22.6 Um caso de falha da IA
Você pede a uma IA que desenhe um controle negativo para o seu ensaio com etanol. Ela responde, com total confiança, “use um disco embebido em água estéril”. Você roda, o disco de água volta perfeitamente limpo, e a conclusão arrumadinha se escreve sozinha: controle aprovado, efeito confirmado. Aqui está a armadilha. Água não é o veículo que você usou. Você entregou o extrato em etanol, então o artefato que precisava descartar era a toxicidade do etanol, e um disco de água nunca conseguiria mostrá-la. O resultado limpo não descartou absolutamente nada.
Você pega isso com uma pergunta que a ferramenta nunca fez a si mesma: qual artefato este controle de fato descarta? Um controle de veículo válido combina com o modo como você entregou a causa, solvente por solvente. No instante em que você vê o descompasso, troca a água por etanol 70% e roda o teste que pode genuinamente falhar. Isso é um método plausível mas errado: o conselho soava como prática de livro-texto e estava errado para o seu caso.
22.7 Agora é a sua vez
Seu projeto tem uma estimativa principal com um intervalo em volta. Este passo aponta duas verificações para lugares onde a resposta tem de ser zero, para você descobrir se foi o mundo que produziu o seu resultado ou o seu próprio pipeline.
- Nomeie o artefato que mais lhe assusta: a maneira pela qual o seu procedimento, e não o seu objeto de estudo, poderia ter fabricado o seu resultado. Uma frase, escrita antes de você sair procurando.
- Escolha o teste negativo capaz de pegá-lo, seja um rótulo placebo, um resultado de falsificação mensurado onde o efeito ainda não pode existir, ou um controle negativo que a sua causa não teria como tocar. Depois confirme que o controle é genuinamente nulo. Se a sua causa alcança esse controle, não é um teste negativo e ele vai falhar em silêncio.
- Escreva o zero exato que você espera antes de rodar qualquer coisa, e comprometa-se a relatar o resultado dê no que der.
- Rode um diagnóstico ao lado dele.

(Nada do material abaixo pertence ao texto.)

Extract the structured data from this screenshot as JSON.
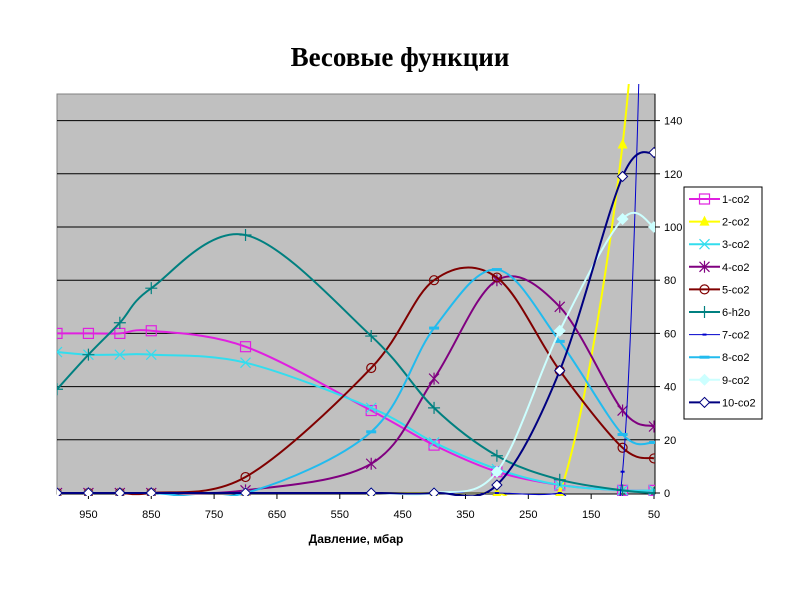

Deixar um caso de fora é o mais barato: remova cada caso por vez, recalcule e descubra se uma única observação está carregando o seu achado.
- Registre o que você obteve contra o que previu e, se a estimativa se moveu, diga em quanto. Depois escreva o seu limite em uma linha: o artefato que essa passagem descarta, e a alegação causal ou geral que ela ainda assim não estabelece.
- Registre os dois testes no seu AI Research Ledger (registro de pesquisa com IA), e verifique pelo menos uma saída com um método nomeado do Guia de Verificação. A simulação é a ferramenta certa para um teste negativo: construa na mão um conjunto de dados em que nenhum efeito existe, rode nele a sua maquinaria de teste e confirme que ela devolve zero em dados sabidamente nulos antes de confiar no zero que ela devolveu nos seus. Uma IA revisora pode rodar a checagem com você; a decisão de aceitar ou rejeitar continua sendo sua.